Henry the Eighth made the island England's first colony. Over the next few centuries, Irish Catholics saw their civil and religious rights denied and were treated like serfs in their own land. The Irish tried several times to cast off the British yoke ... in 1798, with an aborted invasion by the French, and again in 1803. There was an attempted revolution in 1848. All ended in failure.

The potato famine of the 1840s inflamed Irish nationalism. A million people starved to death. A million more left Ireland, many of them immigrating to Canada. Irish men and women, both at home and in the Irish Diaspora, felt that Britain was not only indifferent to their plight, but actively supported the further oppression of a broken people. Secret nationalist societies sprang up, such as the Irish Republican Brotherhood and the Fenian Society, which promoted independence through violence. Scattered throughout the bloody pages of that history are the names of heroes like Daniel O'Connell and martyrs like Robert Emmett.

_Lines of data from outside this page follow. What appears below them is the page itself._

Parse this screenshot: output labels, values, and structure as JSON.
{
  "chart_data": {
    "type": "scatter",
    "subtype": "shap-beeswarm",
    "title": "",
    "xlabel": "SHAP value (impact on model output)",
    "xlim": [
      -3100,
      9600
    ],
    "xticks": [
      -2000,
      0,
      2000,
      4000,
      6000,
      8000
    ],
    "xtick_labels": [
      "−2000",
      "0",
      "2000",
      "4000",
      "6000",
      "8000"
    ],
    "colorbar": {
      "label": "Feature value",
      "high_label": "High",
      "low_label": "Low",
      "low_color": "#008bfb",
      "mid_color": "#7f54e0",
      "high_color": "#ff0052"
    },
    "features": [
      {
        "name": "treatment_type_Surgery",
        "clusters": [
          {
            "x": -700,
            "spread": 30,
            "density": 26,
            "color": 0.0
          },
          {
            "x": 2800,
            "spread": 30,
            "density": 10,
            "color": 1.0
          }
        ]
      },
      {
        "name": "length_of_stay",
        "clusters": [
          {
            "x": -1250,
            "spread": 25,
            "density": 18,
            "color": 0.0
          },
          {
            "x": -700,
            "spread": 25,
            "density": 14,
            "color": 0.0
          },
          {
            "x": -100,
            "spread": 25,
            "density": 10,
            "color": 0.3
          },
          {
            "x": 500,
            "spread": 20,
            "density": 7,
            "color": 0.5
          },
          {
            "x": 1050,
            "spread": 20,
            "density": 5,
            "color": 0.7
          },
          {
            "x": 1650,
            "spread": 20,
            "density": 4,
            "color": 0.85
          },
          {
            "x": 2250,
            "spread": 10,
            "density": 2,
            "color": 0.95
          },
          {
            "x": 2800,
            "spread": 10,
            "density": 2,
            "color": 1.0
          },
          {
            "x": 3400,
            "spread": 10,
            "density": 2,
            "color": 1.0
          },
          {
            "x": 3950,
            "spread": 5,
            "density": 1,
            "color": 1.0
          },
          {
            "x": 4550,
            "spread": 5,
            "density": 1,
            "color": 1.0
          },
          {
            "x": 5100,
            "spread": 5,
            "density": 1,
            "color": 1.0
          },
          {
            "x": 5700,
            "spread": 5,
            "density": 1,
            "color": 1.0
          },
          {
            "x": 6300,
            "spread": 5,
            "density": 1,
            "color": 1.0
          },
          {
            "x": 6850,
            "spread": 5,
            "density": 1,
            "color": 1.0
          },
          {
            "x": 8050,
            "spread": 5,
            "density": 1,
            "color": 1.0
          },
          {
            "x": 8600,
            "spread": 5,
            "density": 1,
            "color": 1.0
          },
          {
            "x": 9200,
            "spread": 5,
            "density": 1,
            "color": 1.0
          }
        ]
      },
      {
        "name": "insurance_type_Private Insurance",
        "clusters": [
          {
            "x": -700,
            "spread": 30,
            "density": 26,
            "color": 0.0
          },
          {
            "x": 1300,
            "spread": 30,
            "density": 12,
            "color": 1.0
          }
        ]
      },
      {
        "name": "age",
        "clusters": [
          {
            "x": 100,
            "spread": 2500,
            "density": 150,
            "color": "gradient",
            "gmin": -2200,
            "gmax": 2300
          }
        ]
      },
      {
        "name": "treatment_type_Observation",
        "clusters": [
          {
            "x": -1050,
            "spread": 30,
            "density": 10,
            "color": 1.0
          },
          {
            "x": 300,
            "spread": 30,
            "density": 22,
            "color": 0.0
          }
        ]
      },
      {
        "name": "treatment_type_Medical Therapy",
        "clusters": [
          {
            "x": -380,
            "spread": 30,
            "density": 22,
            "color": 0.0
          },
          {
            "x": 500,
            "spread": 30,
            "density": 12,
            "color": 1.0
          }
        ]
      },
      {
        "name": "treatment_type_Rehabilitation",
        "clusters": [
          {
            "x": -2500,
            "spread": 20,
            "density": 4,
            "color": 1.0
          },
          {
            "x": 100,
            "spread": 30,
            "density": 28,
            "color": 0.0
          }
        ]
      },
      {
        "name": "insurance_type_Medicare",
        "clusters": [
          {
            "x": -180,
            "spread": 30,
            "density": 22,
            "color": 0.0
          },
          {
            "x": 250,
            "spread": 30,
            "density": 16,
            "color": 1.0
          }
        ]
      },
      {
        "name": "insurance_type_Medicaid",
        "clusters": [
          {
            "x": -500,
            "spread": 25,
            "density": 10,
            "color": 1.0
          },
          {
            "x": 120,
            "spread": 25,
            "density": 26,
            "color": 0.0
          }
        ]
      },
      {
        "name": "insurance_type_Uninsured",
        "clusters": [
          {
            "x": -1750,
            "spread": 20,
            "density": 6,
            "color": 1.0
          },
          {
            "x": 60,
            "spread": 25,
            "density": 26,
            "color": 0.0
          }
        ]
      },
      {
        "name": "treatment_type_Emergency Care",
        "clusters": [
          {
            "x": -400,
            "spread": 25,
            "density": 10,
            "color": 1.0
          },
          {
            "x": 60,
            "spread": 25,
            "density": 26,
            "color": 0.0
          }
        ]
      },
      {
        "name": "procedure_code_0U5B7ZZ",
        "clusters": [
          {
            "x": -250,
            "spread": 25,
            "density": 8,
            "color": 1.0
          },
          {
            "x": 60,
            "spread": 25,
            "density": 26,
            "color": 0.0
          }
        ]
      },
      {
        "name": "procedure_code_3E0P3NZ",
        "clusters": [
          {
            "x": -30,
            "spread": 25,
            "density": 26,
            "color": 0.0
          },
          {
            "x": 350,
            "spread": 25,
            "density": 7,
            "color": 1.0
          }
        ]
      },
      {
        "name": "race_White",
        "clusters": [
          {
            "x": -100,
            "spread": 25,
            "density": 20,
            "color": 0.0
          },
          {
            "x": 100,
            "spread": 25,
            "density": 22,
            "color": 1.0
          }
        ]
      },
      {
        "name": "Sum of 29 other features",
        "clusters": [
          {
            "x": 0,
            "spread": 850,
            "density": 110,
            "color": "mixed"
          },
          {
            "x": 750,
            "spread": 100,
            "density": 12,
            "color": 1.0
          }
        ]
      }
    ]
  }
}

Late in the 19th Century, the Irish Parliamentary party worked at Westminster for Home Rule - long discussed by the British government. And discussed and discussed some more. The Rising of 1916 erupted against the backdrop of the First World War. England lost interest in Home Rule ... it wanted young Irish recruits to fight Kaiser Bill on the Western Front of Europe. At least 200,000 served. About 50,000 died for England's cause.

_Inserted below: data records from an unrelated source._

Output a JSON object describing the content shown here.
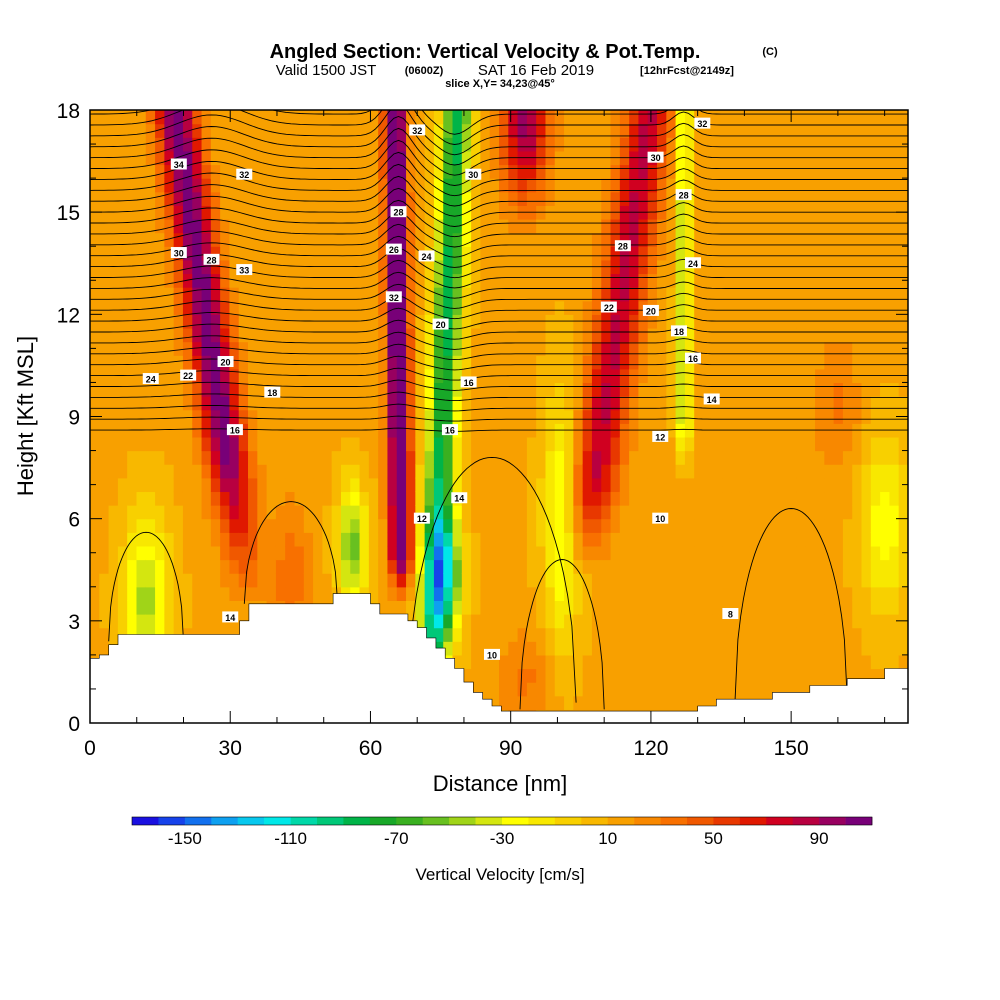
{
  "title": {
    "main": "Angled Section: Vertical Velocity & Pot.Temp.",
    "main_units": "(C)",
    "sub_prefix": "Valid 1500 JST",
    "sub_zulu": "(0600Z)",
    "sub_date": "SAT 16 Feb 2019",
    "sub_fcst": "[12hrFcst@2149z]",
    "slice": "slice X,Y= 34,23@45°"
  },
  "chart_data": {
    "type": "heatmap",
    "xlabel": "Distance [nm]",
    "ylabel": "Height [Kft MSL]",
    "xlim": [
      0,
      175
    ],
    "ylim": [
      0,
      18
    ],
    "x_ticks": [
      "0",
      "30",
      "60",
      "90",
      "120",
      "150"
    ],
    "x_tick_values": [
      0,
      30,
      60,
      90,
      120,
      150
    ],
    "y_ticks": [
      "0",
      "3",
      "6",
      "9",
      "12",
      "15",
      "18"
    ],
    "y_tick_values": [
      0,
      3,
      6,
      9,
      12,
      15,
      18
    ],
    "colorbar": {
      "title": "Vertical Velocity [cm/s]",
      "labels": [
        "-150",
        "-110",
        "-70",
        "-30",
        "10",
        "50",
        "90"
      ],
      "label_values": [
        -150,
        -110,
        -70,
        -30,
        10,
        50,
        90
      ],
      "min": -170,
      "max": 110,
      "step": 10,
      "colors": [
        "#1a10e0",
        "#1642ea",
        "#1270ee",
        "#0ea0f0",
        "#08c8ee",
        "#00e8e8",
        "#00d8a8",
        "#00c878",
        "#00b448",
        "#18a828",
        "#3ab020",
        "#68c020",
        "#a0d418",
        "#d4e610",
        "#ffff00",
        "#f8e800",
        "#f8d000",
        "#f8b800",
        "#f8a000",
        "#f88800",
        "#f87000",
        "#f05800",
        "#e83800",
        "#e01800",
        "#d00020",
        "#b80040",
        "#980060",
        "#780078"
      ]
    },
    "terrain_kft": [
      [
        0,
        1.9
      ],
      [
        2,
        2.0
      ],
      [
        4,
        2.3
      ],
      [
        6,
        2.6
      ],
      [
        20,
        2.6
      ],
      [
        22,
        2.6
      ],
      [
        30,
        2.6
      ],
      [
        32,
        3.0
      ],
      [
        34,
        3.5
      ],
      [
        50,
        3.5
      ],
      [
        52,
        3.8
      ],
      [
        58,
        3.8
      ],
      [
        60,
        3.5
      ],
      [
        62,
        3.2
      ],
      [
        66,
        3.2
      ],
      [
        68,
        3.0
      ],
      [
        70,
        2.8
      ],
      [
        72,
        2.5
      ],
      [
        74,
        2.2
      ],
      [
        76,
        1.9
      ],
      [
        78,
        1.6
      ],
      [
        80,
        1.2
      ],
      [
        82,
        0.9
      ],
      [
        84,
        0.7
      ],
      [
        86,
        0.5
      ],
      [
        88,
        0.35
      ],
      [
        120,
        0.35
      ],
      [
        124,
        0.35
      ],
      [
        128,
        0.35
      ],
      [
        130,
        0.5
      ],
      [
        134,
        0.7
      ],
      [
        142,
        0.7
      ],
      [
        146,
        0.9
      ],
      [
        154,
        1.1
      ],
      [
        162,
        1.3
      ],
      [
        170,
        1.6
      ],
      [
        175,
        1.6
      ]
    ],
    "theta_contours": [
      {
        "value": 8,
        "label_at": [
          137,
          3.2
        ]
      },
      {
        "value": 10,
        "label_at": [
          86,
          2.0
        ]
      },
      {
        "value": 10,
        "label_at": [
          122,
          6.0
        ]
      },
      {
        "value": 12,
        "label_at": [
          71,
          6.0
        ]
      },
      {
        "value": 12,
        "label_at": [
          122,
          8.4
        ]
      },
      {
        "value": 14,
        "label_at": [
          30,
          3.1
        ]
      },
      {
        "value": 14,
        "label_at": [
          79,
          6.6
        ]
      },
      {
        "value": 14,
        "label_at": [
          133,
          9.5
        ]
      },
      {
        "value": 16,
        "label_at": [
          31,
          8.6
        ]
      },
      {
        "value": 16,
        "label_at": [
          77,
          8.6
        ]
      },
      {
        "value": 16,
        "label_at": [
          129,
          10.7
        ]
      },
      {
        "value": 16,
        "label_at": [
          81,
          10.0
        ]
      },
      {
        "value": 18,
        "label_at": [
          39,
          9.7
        ]
      },
      {
        "value": 18,
        "label_at": [
          126,
          11.5
        ]
      },
      {
        "value": 20,
        "label_at": [
          29,
          10.6
        ]
      },
      {
        "value": 20,
        "label_at": [
          75,
          11.7
        ]
      },
      {
        "value": 20,
        "label_at": [
          120,
          12.1
        ]
      },
      {
        "value": 22,
        "label_at": [
          21,
          10.2
        ]
      },
      {
        "value": 22,
        "label_at": [
          111,
          12.2
        ]
      },
      {
        "value": 24,
        "label_at": [
          13,
          10.1
        ]
      },
      {
        "value": 24,
        "label_at": [
          72,
          13.7
        ]
      },
      {
        "value": 24,
        "label_at": [
          129,
          13.5
        ]
      },
      {
        "value": 26,
        "label_at": [
          65,
          13.9
        ]
      },
      {
        "value": 28,
        "label_at": [
          26,
          13.6
        ]
      },
      {
        "value": 28,
        "label_at": [
          66,
          15.0
        ]
      },
      {
        "value": 28,
        "label_at": [
          114,
          14.0
        ]
      },
      {
        "value": 28,
        "label_at": [
          127,
          15.5
        ]
      },
      {
        "value": 30,
        "label_at": [
          19,
          13.8
        ]
      },
      {
        "value": 30,
        "label_at": [
          82,
          16.1
        ]
      },
      {
        "value": 30,
        "label_at": [
          121,
          16.6
        ]
      },
      {
        "value": 32,
        "label_at": [
          33,
          16.1
        ]
      },
      {
        "value": 32,
        "label_at": [
          70,
          17.4
        ]
      },
      {
        "value": 32,
        "label_at": [
          131,
          17.6
        ]
      },
      {
        "value": 32,
        "label_at": [
          65,
          12.5
        ]
      },
      {
        "value": 33,
        "label_at": [
          33,
          13.3
        ]
      },
      {
        "value": 34,
        "label_at": [
          19,
          16.4
        ]
      }
    ]
  }
}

Ireland is a republic of the imagination, an island of mists and myths, fed and restored by the tide pools of its history. We have come here to Dublin to decode those myths and mysteries, unlock the true meaning of the Rising and to take the measure of Ireland 100 years on. Dublin a hundred years later struggles with all the tensions and turmoil of any modern Western metropolis. The city has soup kitchens and homeless people ... drugs and gangland shootings ... house prices beyond the reach of young people. And at the  core of its culture and its politics, the burden of its history.

In the next two hours, we will visit the sacred places of the Rising - the General Post Office where it began; Kilmainham Jail where the rebel leaders were executed; Glasnevin Cemetery where the patriots of other rebellions are buried. Whether it was a military fiasco or whether it pierced the 800-year darkness of British oppression, the Rising of Easter Week 1916 changed everything. Utterly.

In the words of Ireland's greatest poet, a terrible beauty was born.